Qu'est-ce que l'«ergastolo ostativo» en Italie?

C'est l'emprisonnement à perpétuité sans possibilité d’aménagement de peine.
Il s'agit d'une peine sans fin basée sur l'art. 4 bis du Règlement pénitentiaire italien et sur sa modification par la loi 356/92, lesquels disposent qu'aucune mesure alternative à l'incarcération et aucun bénéfice pénitentiaire ne sont prévus pour les détenus qui ont été condamnés pour des crimes organisés.
«Peu de gens savent qu'en Italie la peine d'emprisonnement à perpétuité existe en deux versions: d'une part, l'«ergastolo» simple, qui manque d'humanité, de proportionnalité, de légalité, d'égalité et de fonction éducative, mais laisse au moins une lueur d'espoir; d'autre part, l'«ergastolo ostativo», qui laisse l'individu en vie en lui ôtant tout espoir, ce qui équivaut à une condamnation à mort.
Pour mieux comprendre cette question, il faut faire référence à la loi 356/92, laquelle introduit dans le système d'éxécution des peines d'emprisonnement une sorte de double voie; en effet, pour certains crimes considérés comme particulièrement dangereux pour la société, le législateur a prévu un régime spécial qui consiste à exclure les condamnés du traitement hors les murs sauf s'ils coopèrent avec la justice: pour cette raison, beaucoup de détenus condamnés à perpétuité ne peuvent profiter d'aucun bénéfice pénitentiaire et sont de fait condamnés à mourir en prison.
Le condamné à perpétuité d'autrefois, tout en subissant la torture de l'incertitude, nourrissait à tout moment l'espoir de ne pas mourir en prison; maintenant, cette possibilité n'existe même plus.
Depuis 1992 il y a en Italie l'«ergastolo ostativo», l'emprisonnement à perpétuité sans possibilité d'aménagement de peine. En d'autres mots, la peine de mort en vie.»
Pour résumer, avec l’ergastolo ostativo le détenu va rester en prison toute sa vie; c'est une peine que l'on prescrit aux individus qui ont fait partie d'un groupe criminel organisé et ont participé à un meurtre quel qu’ait été leur rôle (exécuteur matériel ou simple complice). L’adjectif «ostativo» désigne la négation de tout bénéfice pénitentiaire (permissions de sortir, semi-liberté, libération conditionnelle...) à moins que l'on ne collabore avec la justice pour faire arrêter d'autres personnes.

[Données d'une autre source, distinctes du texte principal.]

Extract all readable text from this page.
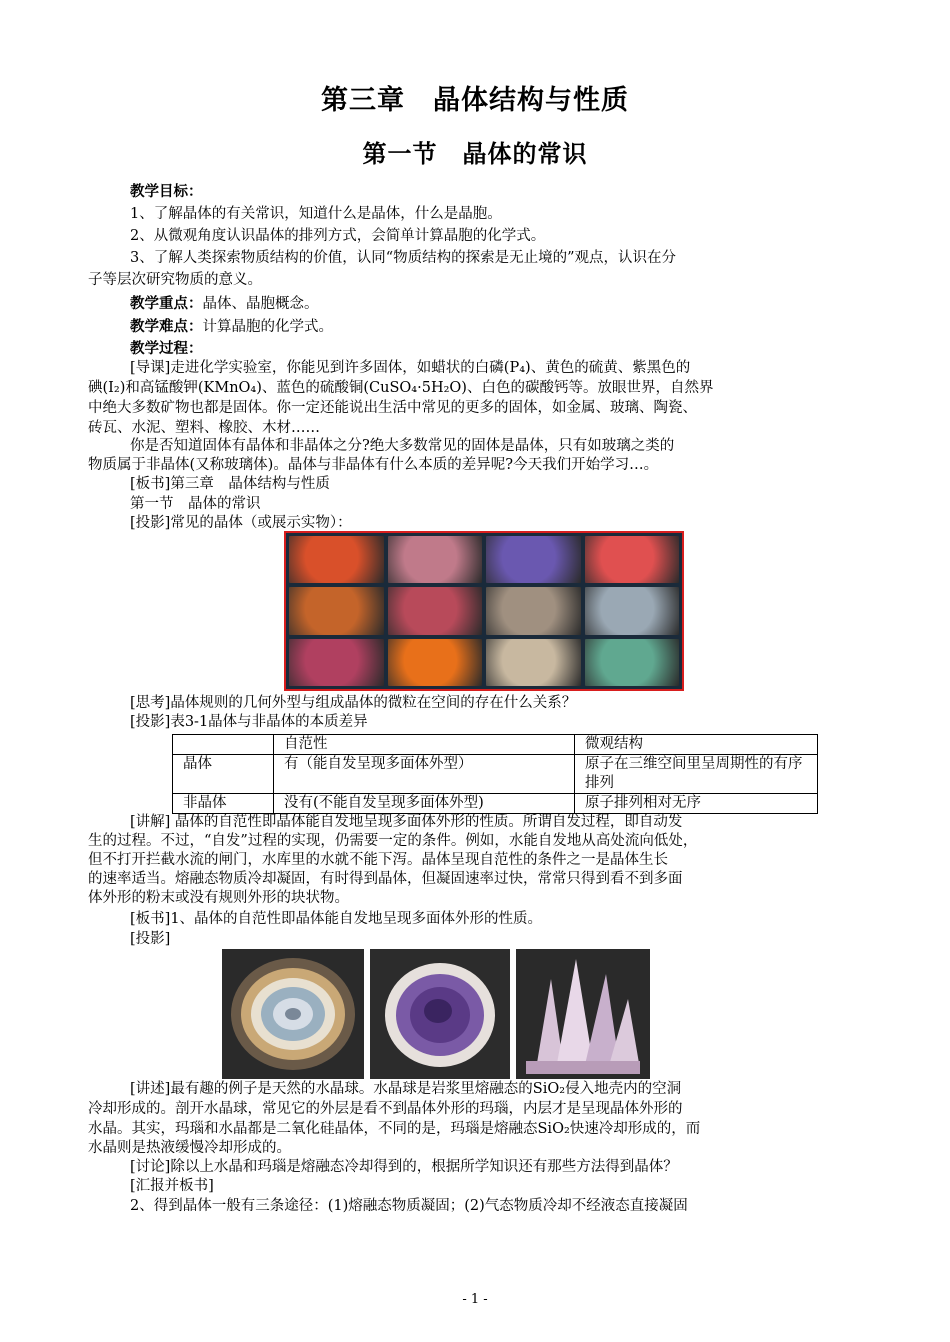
第三章　晶体结构与性质
第一节　晶体的常识
教学目标：
1、了解晶体的有关常识，知道什么是晶体，什么是晶胞。
2、从微观角度认识晶体的排列方式，会简单计算晶胞的化学式。
3、了解人类探索物质结构的价值，认同“物质结构的探索是无止境的”观点，认识在分
子等层次研究物质的意义。
教学重点：晶体、晶胞概念。
教学难点：计算晶胞的化学式。
教学过程：
[导课]走进化学实验室，你能见到许多固体，如蜡状的白磷(P₄)、黄色的硫黄、紫黑色的
碘(I₂)和高锰酸钾(KMnO₄)、蓝色的硫酸铜(CuSO₄·5H₂O)、白色的碳酸钙等。放眼世界，自然界
中绝大多数矿物也都是固体。你一定还能说出生活中常见的更多的固体，如金属、玻璃、陶瓷、
砖瓦、水泥、塑料、橡胶、木材……
你是否知道固体有晶体和非晶体之分?绝大多数常见的固体是晶体，只有如玻璃之类的
物质属于非晶体(又称玻璃体)。晶体与非晶体有什么本质的差异呢?今天我们开始学习…。
[板书]第三章　晶体结构与性质
第一节　晶体的常识
[投影]常见的晶体（或展示实物）：
[思考]晶体规则的几何外型与组成晶体的微粒在空间的存在什么关系？
[投影]表3-1晶体与非晶体的本质差异
	自范性	微观结构
晶体	有（能自发呈现多面体外型）	原子在三维空间里呈周期性的有序排列
非晶体	没有(不能自发呈现多面体外型)	原子排列相对无序
[讲解] 晶体的自范性即晶体能自发地呈现多面体外形的性质。所谓自发过程，即自动发
生的过程。不过，“自发”过程的实现，仍需要一定的条件。例如，水能自发地从高处流向低处，
但不打开拦截水流的闸门，水库里的水就不能下泻。晶体呈现自范性的条件之一是晶体生长
的速率适当。熔融态物质冷却凝固，有时得到晶体，但凝固速率过快，常常只得到看不到多面
体外形的粉末或没有规则外形的块状物。
[板书]1、晶体的自范性即晶体能自发地呈现多面体外形的性质。
[投影]
[讲述]最有趣的例子是天然的水晶球。水晶球是岩浆里熔融态的SiO₂侵入地壳内的空洞
冷却形成的。剖开水晶球，常见它的外层是看不到晶体外形的玛瑙，内层才是呈现晶体外形的
水晶。其实，玛瑙和水晶都是二氧化硅晶体，不同的是，玛瑙是熔融态SiO₂快速冷却形成的，而
水晶则是热液缓慢冷却形成的。
[讨论]除以上水晶和玛瑙是熔融态冷却得到的，根据所学知识还有那些方法得到晶体？
[汇报并板书]
2、得到晶体一般有三条途径：(1)熔融态物质凝固；(2)气态物质冷却不经液态直接凝固
- 1 -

On entend souvent parler des «repentis», alors qu'en réalité il faudrait les appeler tout simplement «collaborateurs de justice», parce qu'il est évident que si la collaboration est un choix processuel, le repentir est plutôt un état d'esprit. La collaboration permet de sortir de prison, mais elle ne prouve aucunement que la personne s’est véritablement repentie. En réalité, ce sont plutôt les années passées en prison, dans la réflexion et la souffrance, qui mènent à une réflexion intime sur les erreurs commises dans le passé. Cela est tout à fait possible, bien que les détenus soient abandonnés à eux-mêmes par un système carcéral qui ne favorise nullement la rééducation et qui nie tout espoir de réinsertion sociale à ceux qui sont condamnés à perpétuité.
Chaque semaine, nous rencontrons des dizaines de personnes condamnées à la prison à vie, sans espoir, exclues des bénéfices pénitentiaires; des personnes qui sont en prison depuis 1979, des hommes de 40 ans qui ont été condamnés à 18 ans et qui ne sont jamais sortis de prison, même pour l'enterrement de leur père. Des hommes qui ont vécu la majeure partie de leur vie en prison et non à l’extérieur.
En Italie, il y a plus de 100 détenus condamnés à la prison à perpétuité qui ont déjà dépassé les 26 ans de prison nécessaires pour accéder à la libération conditionnelle. La moitié de ces 100 détenus a même passé plus de 30 ans en prison.
Le 31 décembre 2010, il y avait 1 512 détenus condamnés à perpétuité en Italie; dans les seize dernières années, ce nombre a quadruplé, alors que la population carcérale «commune» a «seulement» doublé.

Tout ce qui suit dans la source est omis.